Decreased Expression of Beta-defensins Alters Keratinocyte Proliferation and Differentiation

Objective: The antimicrobial peptides of human beta-defensins (hBDs) expressed by keratinocytes are important components of the innate immune responses. hBD-1 is a tumor suppresser gene whose re-expression inhibits cancer cell proliferation (Sun CQ. et al. Cancer Res 2006). We hypothesized that decreased expression of hBDs induced cell growth. The present study examined whether decreased expression of hBDs altered keratinocyte proliferation and differentiation. Methods: We established decreased transcription of hBD-1, -2 and -3 in HaCaT cells, a keratinocyte cell line (sihBD1-HaCaT, sihBD2-HaCaT and sihBD3-HaCaT).

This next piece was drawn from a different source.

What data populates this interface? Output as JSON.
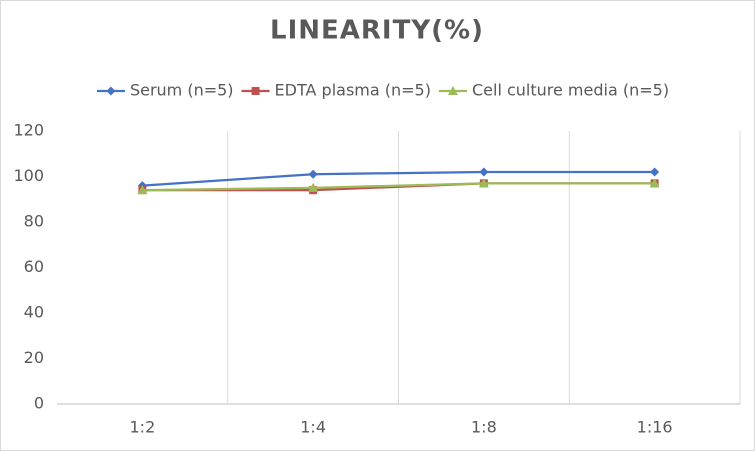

The cells were grown in DMEM supplemented with 10% fetal bovine. Cell growth rate was evaluated by XTT assays (Sigma-Aldrich, MO). Expression levels of involucrin, keratin 10 and 14 were observed by quantitative RT-PCR using TagMan probes (Applied Biosystems, CA). keratin 14, keratin 10 and involucrin were used as markers of the basal layer, early and late differentiation, respectively. The results were compared between sihBDs-HaCaT and pSilencer^TM 4.1-CMV hygro Negative Control (Ambion, TX) transfected HaCaT cells (control cells). The statistical significance of the difference was analyzed using one-way ANOVA. Results: The cell growth rate of sihBD1 and sihBD3-HaCaT cells at 24, 48, 72 and 96 hours was significantly higher than those of control cells (p<0.01). The rates of proliferation of sihBD2-HaCaT cells at 72 and 96 hours were significantly higher than those of control cells (p<0.01). We found that the expression level of keratin 10 was significantly lower in sihBD1 and 3-HaCaT cells compared to control cells(p<0.01), whereas that of keratin 14 was higher in sihBD1 and 3-HaCaT than control (p<0.05). The expression level of involucrin was significantly lower in sihBD-2 than in the control (p<0.05). Conclusion: The present study provides that decreased expression of hBD-1, -2 and -3 may induce their cell growth accompanied by an alteration in the expression of differentiation markers.